There is a lot of debate on the use of incentives in Performance Based Contracts (PBC). Some argue, especially buyers from public sector organisations (e.g. state and federal governments), “why should I pay more for something that I have already contracted for?”. Alternatively, some argue that incentives should exist to reward sellers who deliver better value for money than originally tended through early delivery, reduced cost, increased capability, etc. So who is right?
For many who know me may believe that I support one of these perspectives more strongly. In fact I believe a well-considered and constructed use of incentives in PBCs offers benefits to both buyer and seller as illustrated in Table 1.
|Benefits of Incentives to Buyer||Benefits of Incentives to Seller|
|1. Encourages better performance
2. Encourages reduction in price/ better value for money
3. Encourages positive behaviours
4. Encourages delivery of long-term / indirect enterprise outcomes through collaboration
|1. Rewards superior performance
2. Rewards reductions in price / better value for money
3. Rewards positive behaviours
4. Rewards collaboration
5. Allows lost revenue to be earned back
But, before we look at how to implement an incentive regime in a PBC we need to understand the range of possible incentives that are available to PBC practitioners. These fall into 2 categories; (1) performance measure incentives or (2) contract incentives. Let’s now look at each in turn.
Performance Measure Incentive. This is the simplest and best understood of the PBC incentives. In this case instead of performance measure score stopping at 100%, it continues above 100%. Therefore, in this instance the Weighted Performance Score (see the previous article Performance Measure Weighting) would also be above 100% potentially limited (capped). This is illustrated in Figure 1.
Figure 1 – Performance Based Contracting (PBC) Payment Curve
Contract Incentive – the other type of PBC incentive is related to specific contract terms. Some common ones include:
- Earn back – the ability to earn back any withheld / lost fees, typically applied at the end of a financial (or calendar) year to allow the seller to keep up revenue despite earlier poor performance.

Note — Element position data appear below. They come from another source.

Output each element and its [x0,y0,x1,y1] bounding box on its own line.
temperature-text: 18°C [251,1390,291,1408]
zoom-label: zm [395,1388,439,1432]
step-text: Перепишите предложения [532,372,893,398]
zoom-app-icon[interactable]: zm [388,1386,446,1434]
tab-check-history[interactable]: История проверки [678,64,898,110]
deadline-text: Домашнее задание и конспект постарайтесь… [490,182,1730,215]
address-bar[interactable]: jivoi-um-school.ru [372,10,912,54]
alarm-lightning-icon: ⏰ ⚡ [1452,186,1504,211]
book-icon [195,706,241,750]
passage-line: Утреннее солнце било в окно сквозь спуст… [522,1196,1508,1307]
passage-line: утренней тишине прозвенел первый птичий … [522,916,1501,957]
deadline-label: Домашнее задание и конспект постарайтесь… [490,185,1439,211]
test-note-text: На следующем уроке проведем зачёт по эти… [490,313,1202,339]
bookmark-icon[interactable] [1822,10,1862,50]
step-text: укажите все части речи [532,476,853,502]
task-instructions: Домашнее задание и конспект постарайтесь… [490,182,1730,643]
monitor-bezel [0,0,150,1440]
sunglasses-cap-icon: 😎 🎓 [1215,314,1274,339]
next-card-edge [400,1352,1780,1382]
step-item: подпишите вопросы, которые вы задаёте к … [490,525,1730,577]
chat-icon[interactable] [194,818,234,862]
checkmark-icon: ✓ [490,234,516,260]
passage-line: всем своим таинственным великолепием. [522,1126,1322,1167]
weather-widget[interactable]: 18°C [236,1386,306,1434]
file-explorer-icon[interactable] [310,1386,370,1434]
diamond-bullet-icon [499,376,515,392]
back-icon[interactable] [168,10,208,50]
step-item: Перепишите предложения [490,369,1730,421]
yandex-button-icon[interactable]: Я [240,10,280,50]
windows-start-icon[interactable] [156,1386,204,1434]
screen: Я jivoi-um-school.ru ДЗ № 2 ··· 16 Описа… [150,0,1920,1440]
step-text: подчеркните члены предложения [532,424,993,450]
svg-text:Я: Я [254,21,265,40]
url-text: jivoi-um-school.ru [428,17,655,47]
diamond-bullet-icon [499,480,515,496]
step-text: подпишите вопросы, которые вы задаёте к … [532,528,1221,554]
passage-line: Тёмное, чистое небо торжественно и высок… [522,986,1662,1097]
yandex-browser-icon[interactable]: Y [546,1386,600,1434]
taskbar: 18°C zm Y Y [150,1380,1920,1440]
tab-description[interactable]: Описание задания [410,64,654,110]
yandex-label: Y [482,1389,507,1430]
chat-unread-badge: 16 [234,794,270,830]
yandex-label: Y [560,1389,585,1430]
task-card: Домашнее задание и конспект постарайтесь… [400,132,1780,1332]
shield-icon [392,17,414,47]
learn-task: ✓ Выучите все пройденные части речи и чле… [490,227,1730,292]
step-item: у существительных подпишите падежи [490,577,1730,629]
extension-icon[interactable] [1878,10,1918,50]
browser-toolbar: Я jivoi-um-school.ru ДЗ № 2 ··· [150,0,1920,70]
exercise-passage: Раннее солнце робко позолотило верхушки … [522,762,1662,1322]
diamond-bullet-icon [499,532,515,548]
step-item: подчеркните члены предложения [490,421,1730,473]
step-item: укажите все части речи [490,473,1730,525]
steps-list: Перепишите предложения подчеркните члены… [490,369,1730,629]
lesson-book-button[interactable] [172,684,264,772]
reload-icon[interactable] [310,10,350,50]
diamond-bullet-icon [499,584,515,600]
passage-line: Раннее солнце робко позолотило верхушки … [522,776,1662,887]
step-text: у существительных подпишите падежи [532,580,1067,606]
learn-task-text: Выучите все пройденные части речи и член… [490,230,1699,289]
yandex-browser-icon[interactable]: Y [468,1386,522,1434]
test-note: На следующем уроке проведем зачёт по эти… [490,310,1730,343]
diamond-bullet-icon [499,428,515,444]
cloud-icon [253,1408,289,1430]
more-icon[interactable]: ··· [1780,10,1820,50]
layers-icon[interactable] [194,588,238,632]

- Contract Extension – the ability to earn extra contract terms without competition through the delivery of superior performance (which may include price and behaviours), sometimes referred to an Award Term / Rolling Wave / Rolling Window contracts.
- Contract Scope / Workshare – the ability to earn extra contract scope from a single buyer / seller arrangement or contract workshare from a single buyer / multi seller arrangement.
For clarity, in the case of contract incentives there are no extra payments for the current scope of work. Instead, they rely on future (or lost) revenue as a reward.